Working class artist Joanne Coates tells stories of rurality, hidden histories and inequalities relating to low income.
Joanne Coates is a working-class visual artist working in the medium of photography who lives and works across the North East of England. Her work explores rurality, hidden histories and inequalities relating to low income through photography, installations, and audio. Coates uses photography to question the concepts of power, identity, wealth, and poverty, by exploring the social histories of land, gender, and class to narrate stories that have long been forgotten – or simply never told.
Participation and working with communities are an important aspect of Coates’ work, and in 2022 she was announced the winner of the Jerwood/Photoworks award. Following this , Coates collaborated with 12 women identifying as working-class to produce the timely exhibition, The Lie of the Land. Coates produced a series of portraits that represented the individual lived experience of the women, within the rural and agricultural setting.

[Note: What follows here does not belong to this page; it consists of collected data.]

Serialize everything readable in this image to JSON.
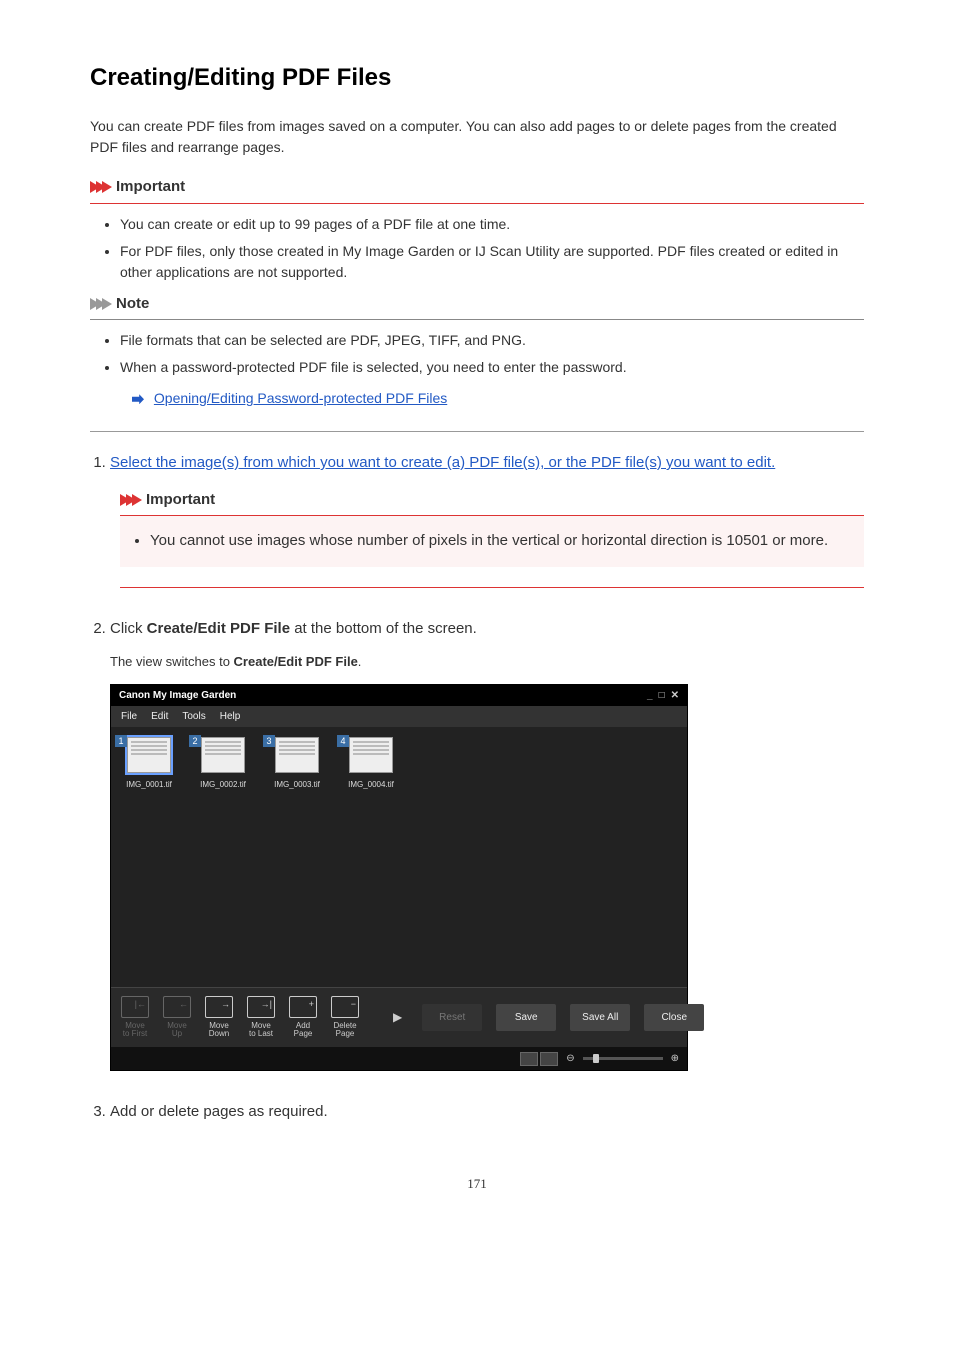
{
  "title": "Creating/Editing PDF Files",
  "intro": "You can create PDF files from images saved on a computer. You can also add pages to or delete pages from the created PDF files and rearrange pages.",
  "important": {
    "heading": "Important",
    "items": [
      "You can create or edit up to 99 pages of a PDF file at one time.",
      "For PDF files, only those created in My Image Garden or IJ Scan Utility are supported. PDF files created or edited in other applications are not supported."
    ]
  },
  "note": {
    "heading": "Note",
    "items": [
      "File formats that can be selected are PDF, JPEG, TIFF, and PNG.",
      "When a password-protected PDF file is selected, you need to enter the password."
    ],
    "link": "Opening/Editing Password-protected PDF Files"
  },
  "steps": {
    "s1": {
      "text": "Select the image(s) from which you want to create (a) PDF file(s), or the PDF file(s) you want to edit.",
      "important_heading": "Important",
      "important_item": "You cannot use images whose number of pixels in the vertical or horizontal direction is 10501 or more."
    },
    "s2": {
      "prefix": "Click ",
      "bold1": "Create/Edit PDF File",
      "suffix": " at the bottom of the screen.",
      "sub_prefix": "The view switches to ",
      "sub_bold": "Create/Edit PDF File",
      "sub_suffix": "."
    },
    "s3": {
      "text": "Add or delete pages as required."
    }
  },
  "app": {
    "title": "Canon My Image Garden",
    "menu": {
      "file": "File",
      "edit": "Edit",
      "tools": "Tools",
      "help": "Help"
    },
    "thumbs": [
      {
        "num": "1",
        "name": "IMG_0001.tif"
      },
      {
        "num": "2",
        "name": "IMG_0002.tif"
      },
      {
        "num": "3",
        "name": "IMG_0003.tif"
      },
      {
        "num": "4",
        "name": "IMG_0004.tif"
      }
    ],
    "toolbar": {
      "move_first": "Move to First",
      "move_up": "Move Up",
      "move_down": "Move Down",
      "move_last": "Move to Last",
      "add_page": "Add Page",
      "delete_page": "Delete Page",
      "reset": "Reset",
      "save": "Save",
      "save_all": "Save All",
      "close": "Close"
    }
  },
  "page_number": "171"
}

Over the years Coates has worked with various groups and organisations to investigate themes of class, inequalities, rurality, and community cohesion. Whilst in residence at The Maltings and in collaboration with Newcastle University’s Centre for Rural Economy (CRE) and institute for Creative Arts Practice, she developed Daughters of the Soil which explored the role of women in agriculture in Northumberland and the Scottish Boarders.
This exhibition and research will build on themes around class, gender, inequality and the rural explored previously in Daughters of the Soil and The Lie of the Land. Again, Coates will collaborate with participants to explore parallels between people and places, the exhibition will delve into questions around climate change, cost of living crisis, disparities of wealth and the impact on low-income communities.
The Vasseur Baltic Artists’ Award, is titled in memory of the late Isabel Vasseur, an admired figure who inspired a generation of curators and artists with her fearless approach to putting art in the public realm. Through the 2024 Award, Baltic Legacy Patron, Vasseur continues to support the growth of contemporary art.
Vasseur's career spanned more than thirty years, encompassing photography and experimental film, important curatorial initiatives at festivals in Glasgow, Gateshead and Edinburgh, and through her London agency, Art Office, she commissioned public art projects throughout the UK. Vasseur served on the Board of Trustees for Baltic Centre for Contemporary Art (2004-08) and lectured on the influential Curating Contemporary Art MA at the Royal College of Art (1993–2003).